Rio Grande Weaving Process
Bob Davis produces fine hand-woven Navajo-Churro blankets
For 30+ years, on his small farm on the banks of the Rio Grande, Mr. Davis produces fine hand-woven blankets from the wool of his flock of Navajo-Churro sheep. This lengthy process includes planting and encouraging the grasses, legumes, and small shrubs that the sheep like to eat; hoping for rain in a dry climate; managing the care, breeding and general shepherding of thirty-odd sheep and lambs; shearing, picking and washing the wool, then carding and spinning it into yarn; dyeing the finished yarn (when unnatural colors are required); and finally weaving the blankets themselves.
One could easily make a career of any step in this process, but Mr. Davis insists on carrying it from the beginning, from earth and rain, through to the finished weavings.
“The process itself” says Mr. Davis, “affects the outcome. As the vagaries of the weather affect the quality of the pasture, and the quality of the care given to the sheep affects the quality and quantity of the wool produced, so do the acts of caring for the sheep and processing wool into yarn and blankets affect my whole outlook as both a human being and an artist. This dynamic interconnectedness and seeming circularity of existence affects not only the design but also the look and feel of my weavings.”
The works themselves are built on a woolen warp with wefts running between thirty and fifty yarns per inch. Many of the pieces reflect the classic Rio Grande five banded type of blanket, while others contain more Navajo-looking motifs. The blacks, grays, browns, and tans in these pieces are colors that occur naturally in Mr. Davis’ flock of Navajo-Churros, while the reds, blues, greens etc. are hand dyed using commercial dyestuff. Because of the use of natural wool colors, and the fact that a colored sheep changes color gradually over time, these blankets cannot be exactly reproduced and are therefore absolutely unique.

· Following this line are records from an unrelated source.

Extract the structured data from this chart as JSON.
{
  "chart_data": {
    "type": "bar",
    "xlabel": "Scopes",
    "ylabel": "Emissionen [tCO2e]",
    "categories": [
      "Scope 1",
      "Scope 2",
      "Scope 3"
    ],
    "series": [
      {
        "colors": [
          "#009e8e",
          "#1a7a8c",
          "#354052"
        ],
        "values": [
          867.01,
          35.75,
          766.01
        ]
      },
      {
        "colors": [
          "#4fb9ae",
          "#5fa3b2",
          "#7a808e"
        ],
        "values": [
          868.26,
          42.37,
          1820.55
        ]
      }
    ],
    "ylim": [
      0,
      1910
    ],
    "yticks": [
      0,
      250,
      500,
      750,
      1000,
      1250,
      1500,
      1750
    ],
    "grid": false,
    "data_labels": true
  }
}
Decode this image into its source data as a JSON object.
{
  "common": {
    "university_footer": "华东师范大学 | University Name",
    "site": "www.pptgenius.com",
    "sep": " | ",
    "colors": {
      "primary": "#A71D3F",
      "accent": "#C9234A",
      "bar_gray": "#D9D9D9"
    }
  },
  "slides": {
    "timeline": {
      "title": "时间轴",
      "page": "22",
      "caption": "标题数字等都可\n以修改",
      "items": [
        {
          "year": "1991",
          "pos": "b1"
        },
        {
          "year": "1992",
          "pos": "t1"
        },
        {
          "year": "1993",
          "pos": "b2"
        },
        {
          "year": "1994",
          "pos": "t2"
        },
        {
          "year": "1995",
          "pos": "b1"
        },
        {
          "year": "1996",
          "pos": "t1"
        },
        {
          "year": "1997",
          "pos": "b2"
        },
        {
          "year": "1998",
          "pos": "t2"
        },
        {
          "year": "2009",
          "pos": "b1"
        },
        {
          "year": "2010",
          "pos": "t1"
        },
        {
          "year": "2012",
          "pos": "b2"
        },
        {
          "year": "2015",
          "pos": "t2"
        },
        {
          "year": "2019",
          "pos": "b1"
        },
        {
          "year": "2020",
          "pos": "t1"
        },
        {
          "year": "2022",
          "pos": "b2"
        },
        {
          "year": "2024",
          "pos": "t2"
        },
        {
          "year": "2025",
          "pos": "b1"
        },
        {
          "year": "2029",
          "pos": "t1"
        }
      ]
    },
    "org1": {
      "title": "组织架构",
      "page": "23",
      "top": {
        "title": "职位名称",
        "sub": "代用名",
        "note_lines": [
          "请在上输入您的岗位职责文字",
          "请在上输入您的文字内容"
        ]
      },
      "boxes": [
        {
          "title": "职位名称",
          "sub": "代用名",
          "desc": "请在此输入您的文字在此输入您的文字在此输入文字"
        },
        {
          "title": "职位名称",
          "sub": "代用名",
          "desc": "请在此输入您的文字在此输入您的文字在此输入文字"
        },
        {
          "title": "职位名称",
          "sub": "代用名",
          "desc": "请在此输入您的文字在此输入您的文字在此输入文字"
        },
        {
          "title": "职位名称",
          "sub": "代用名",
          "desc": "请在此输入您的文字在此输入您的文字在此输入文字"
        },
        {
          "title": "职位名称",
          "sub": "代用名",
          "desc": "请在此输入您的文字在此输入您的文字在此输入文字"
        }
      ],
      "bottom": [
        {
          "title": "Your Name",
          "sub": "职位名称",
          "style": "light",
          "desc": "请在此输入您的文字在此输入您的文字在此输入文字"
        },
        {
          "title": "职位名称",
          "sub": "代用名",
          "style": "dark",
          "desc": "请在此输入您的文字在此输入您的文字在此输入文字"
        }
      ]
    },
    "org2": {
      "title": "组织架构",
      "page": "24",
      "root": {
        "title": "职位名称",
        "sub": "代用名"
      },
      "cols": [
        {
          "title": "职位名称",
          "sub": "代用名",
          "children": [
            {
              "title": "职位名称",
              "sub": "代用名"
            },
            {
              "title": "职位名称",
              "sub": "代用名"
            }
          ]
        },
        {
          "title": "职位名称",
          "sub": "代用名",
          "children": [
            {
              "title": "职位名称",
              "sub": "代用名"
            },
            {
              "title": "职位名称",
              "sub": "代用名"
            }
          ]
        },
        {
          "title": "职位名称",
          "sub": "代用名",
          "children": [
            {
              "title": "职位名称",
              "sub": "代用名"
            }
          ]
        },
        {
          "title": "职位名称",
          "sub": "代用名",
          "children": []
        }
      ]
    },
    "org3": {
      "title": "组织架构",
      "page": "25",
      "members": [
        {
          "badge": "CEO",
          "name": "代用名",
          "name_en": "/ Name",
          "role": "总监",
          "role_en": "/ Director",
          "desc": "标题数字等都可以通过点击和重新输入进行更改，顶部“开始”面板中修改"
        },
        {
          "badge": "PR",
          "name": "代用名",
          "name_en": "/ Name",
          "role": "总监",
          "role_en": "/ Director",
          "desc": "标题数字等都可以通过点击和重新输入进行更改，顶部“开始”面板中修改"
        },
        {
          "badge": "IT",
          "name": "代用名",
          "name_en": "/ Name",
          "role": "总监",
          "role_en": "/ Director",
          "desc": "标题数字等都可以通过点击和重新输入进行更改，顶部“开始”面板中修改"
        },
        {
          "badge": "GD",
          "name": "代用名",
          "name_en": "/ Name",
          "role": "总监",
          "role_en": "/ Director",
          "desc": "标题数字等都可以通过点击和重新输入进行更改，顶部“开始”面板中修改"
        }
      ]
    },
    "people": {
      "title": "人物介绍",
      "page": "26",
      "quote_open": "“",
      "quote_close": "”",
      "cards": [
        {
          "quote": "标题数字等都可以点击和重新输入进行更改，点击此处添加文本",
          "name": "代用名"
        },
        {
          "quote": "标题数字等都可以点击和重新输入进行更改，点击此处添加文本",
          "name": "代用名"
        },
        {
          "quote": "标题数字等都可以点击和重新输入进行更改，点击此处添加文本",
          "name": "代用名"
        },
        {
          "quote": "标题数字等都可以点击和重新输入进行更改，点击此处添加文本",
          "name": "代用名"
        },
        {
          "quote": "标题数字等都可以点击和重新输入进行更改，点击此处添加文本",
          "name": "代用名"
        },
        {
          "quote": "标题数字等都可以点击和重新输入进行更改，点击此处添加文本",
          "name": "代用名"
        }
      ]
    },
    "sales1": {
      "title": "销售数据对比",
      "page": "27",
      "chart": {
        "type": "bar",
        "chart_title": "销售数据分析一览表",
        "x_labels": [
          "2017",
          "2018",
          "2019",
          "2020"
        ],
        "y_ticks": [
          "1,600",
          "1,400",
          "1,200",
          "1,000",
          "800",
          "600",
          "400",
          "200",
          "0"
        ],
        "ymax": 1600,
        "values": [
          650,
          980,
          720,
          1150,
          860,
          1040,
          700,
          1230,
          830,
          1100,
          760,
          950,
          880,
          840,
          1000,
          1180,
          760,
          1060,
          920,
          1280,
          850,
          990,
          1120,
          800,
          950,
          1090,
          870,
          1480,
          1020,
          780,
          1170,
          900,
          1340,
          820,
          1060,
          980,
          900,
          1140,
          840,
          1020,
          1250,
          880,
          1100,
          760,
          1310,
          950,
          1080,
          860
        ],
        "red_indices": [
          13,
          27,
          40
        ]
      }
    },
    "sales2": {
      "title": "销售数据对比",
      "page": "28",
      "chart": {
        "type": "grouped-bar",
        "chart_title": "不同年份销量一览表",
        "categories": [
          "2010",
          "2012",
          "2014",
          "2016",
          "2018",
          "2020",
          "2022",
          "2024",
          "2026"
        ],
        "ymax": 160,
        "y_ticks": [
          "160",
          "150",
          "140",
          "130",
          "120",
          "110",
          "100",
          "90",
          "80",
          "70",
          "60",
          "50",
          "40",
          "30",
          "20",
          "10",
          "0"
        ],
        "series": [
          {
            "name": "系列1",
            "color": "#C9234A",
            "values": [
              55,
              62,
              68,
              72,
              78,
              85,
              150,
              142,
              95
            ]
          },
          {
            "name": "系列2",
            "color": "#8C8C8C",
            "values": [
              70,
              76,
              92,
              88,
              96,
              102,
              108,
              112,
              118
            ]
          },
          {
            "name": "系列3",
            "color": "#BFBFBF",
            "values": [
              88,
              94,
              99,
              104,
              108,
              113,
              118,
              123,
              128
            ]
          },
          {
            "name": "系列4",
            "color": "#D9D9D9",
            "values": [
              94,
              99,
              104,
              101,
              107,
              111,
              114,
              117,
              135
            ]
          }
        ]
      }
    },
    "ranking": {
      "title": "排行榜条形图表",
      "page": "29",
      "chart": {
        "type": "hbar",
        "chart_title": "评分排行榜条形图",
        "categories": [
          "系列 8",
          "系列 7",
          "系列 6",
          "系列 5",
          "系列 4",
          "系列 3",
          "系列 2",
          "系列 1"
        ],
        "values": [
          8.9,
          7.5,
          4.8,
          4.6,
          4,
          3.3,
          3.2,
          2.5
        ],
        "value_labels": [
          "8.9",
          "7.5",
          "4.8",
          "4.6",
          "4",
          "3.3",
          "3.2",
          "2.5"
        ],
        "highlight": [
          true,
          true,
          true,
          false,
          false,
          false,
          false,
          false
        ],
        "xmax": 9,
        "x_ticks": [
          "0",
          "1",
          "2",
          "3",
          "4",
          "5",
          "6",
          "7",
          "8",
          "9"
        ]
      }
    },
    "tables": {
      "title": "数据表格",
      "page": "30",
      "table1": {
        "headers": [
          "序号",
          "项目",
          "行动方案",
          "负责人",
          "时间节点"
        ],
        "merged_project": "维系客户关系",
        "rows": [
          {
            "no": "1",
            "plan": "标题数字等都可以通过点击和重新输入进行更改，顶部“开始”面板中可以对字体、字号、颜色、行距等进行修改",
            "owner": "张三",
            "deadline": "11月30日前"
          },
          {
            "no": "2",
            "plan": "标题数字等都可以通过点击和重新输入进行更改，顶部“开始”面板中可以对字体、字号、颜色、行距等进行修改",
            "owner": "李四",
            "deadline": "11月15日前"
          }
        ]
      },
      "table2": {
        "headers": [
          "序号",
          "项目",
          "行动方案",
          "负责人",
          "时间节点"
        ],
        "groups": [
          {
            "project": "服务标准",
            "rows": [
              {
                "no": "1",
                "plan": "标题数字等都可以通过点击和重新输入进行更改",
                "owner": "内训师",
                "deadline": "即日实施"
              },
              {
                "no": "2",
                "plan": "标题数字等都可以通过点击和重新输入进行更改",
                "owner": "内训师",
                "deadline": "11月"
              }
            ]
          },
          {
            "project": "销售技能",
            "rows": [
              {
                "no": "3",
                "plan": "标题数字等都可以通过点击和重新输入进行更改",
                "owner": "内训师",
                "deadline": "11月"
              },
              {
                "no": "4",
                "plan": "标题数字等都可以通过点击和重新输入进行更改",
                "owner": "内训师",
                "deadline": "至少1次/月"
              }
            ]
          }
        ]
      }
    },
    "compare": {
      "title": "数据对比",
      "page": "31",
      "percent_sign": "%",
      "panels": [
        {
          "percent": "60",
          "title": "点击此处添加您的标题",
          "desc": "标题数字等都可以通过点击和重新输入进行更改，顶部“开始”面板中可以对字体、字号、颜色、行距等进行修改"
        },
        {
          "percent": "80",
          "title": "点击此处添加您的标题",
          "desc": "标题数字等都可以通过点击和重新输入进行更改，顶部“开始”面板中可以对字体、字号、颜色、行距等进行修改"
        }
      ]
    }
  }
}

Navajo-Churro wool is unusual
Navajo-Churro sheep grow a double-coated fleece: a long, straight outer coat that looks like hair, and a fine, downy undercoat. Unlike fleece of more modern breeds, the wool fibers are straight, long, and found in a variety of diameters from the most coarse to the most fine. This results in a yarn that is dense, strong and not very stretchy—perfect for textiles that will be used as outer garments and carpets in a rough-hewn environment. There are a great many natural colors in the Navajo-Churro. Also, the two coats may be different colors within a fleece and will produce heathered yarns that would be impossible to reproduce using white wool and dye.